Machine Learning Flashcards
Cosine Similarity
Measures the cosine of the angle between two vectors to determine the similarity between two items.
Manhattan Distance
Calculates the distance between points in a grid-based layout as the sum of the absolute differences of their Cartesian coordinates.
Jaccard Similarity
Compares the similarity and diversity of sample sets, calculating the size of the intersection divided by the size of the union of the sets.
Spearman’s Rank Correlation
A measure of rank correlation that assesses how well the relationship between two variables can be described using a monotonic function.
K-Nearest Neighbors (KNN)
A classification algorithm that stores all cases and classifies new cases based on a majority vote of its k nearest neighbors.
Matrix Factorization
A collaborative filtering technique using decompositions like SVD to predict missing entries in a user-item interaction matrix.
Content-Based Filtering
Recommends items based on their similarity to items previously liked by the user, using the features of the items themselves.
Cold Start Problem
A challenge in recommendation systems where there is insufficient data on new users or items to make accurate recommendations.

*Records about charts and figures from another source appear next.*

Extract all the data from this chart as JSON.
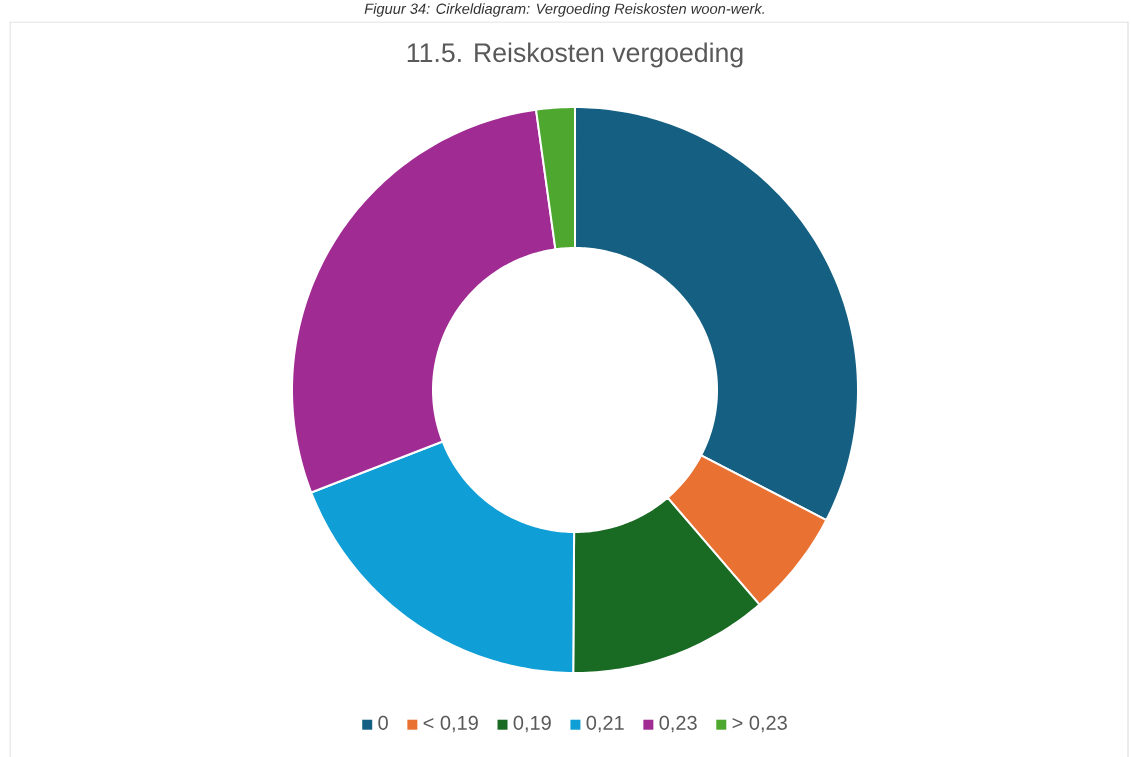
{
  "chart_data": {
    "type": "donut",
    "title": "11.5. Reiskosten vergoeding",
    "annotations": [
      "Figuur 34: Cirkeldiagram: Vergoeding Reiskosten woon-werk."
    ],
    "categories": [
      "0",
      "< 0,19",
      "0,19",
      "0,21",
      "0,23",
      "> 0,23"
    ],
    "values": [
      32.6,
      6.1,
      11.4,
      19.0,
      28.7,
      2.2
    ],
    "colors": [
      "#156082",
      "#e97132",
      "#196b24",
      "#0f9ed5",
      "#a02b93",
      "#4ea72e"
    ],
    "legend": "bottom"
  }
}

Item-to-Item Collaborative Filtering
A form of collaborative filtering based on calculating the similarity between items using ratings given by users.
Hamming Distance
Measures the distance between two strings of equal length by counting the number of positions at which the corresponding symbols differ.
Supervised Learning
A type of machine learning where the model is trained on a labeled dataset, learning to predict the output from the input data.
Unsupervised Learning
Learning from data that has not been labeled, categorized, or classified, aiming to identify significant patterns.
Regression
A statistical method used in machine learning for predicting continuous outcomes based on previous data.
Classification
A process in machine learning for categorizing data into predefined classes or categories.
Decision Trees
A decision support tool that uses a tree-like model of decisions and their possible consequences or probability event outcomes.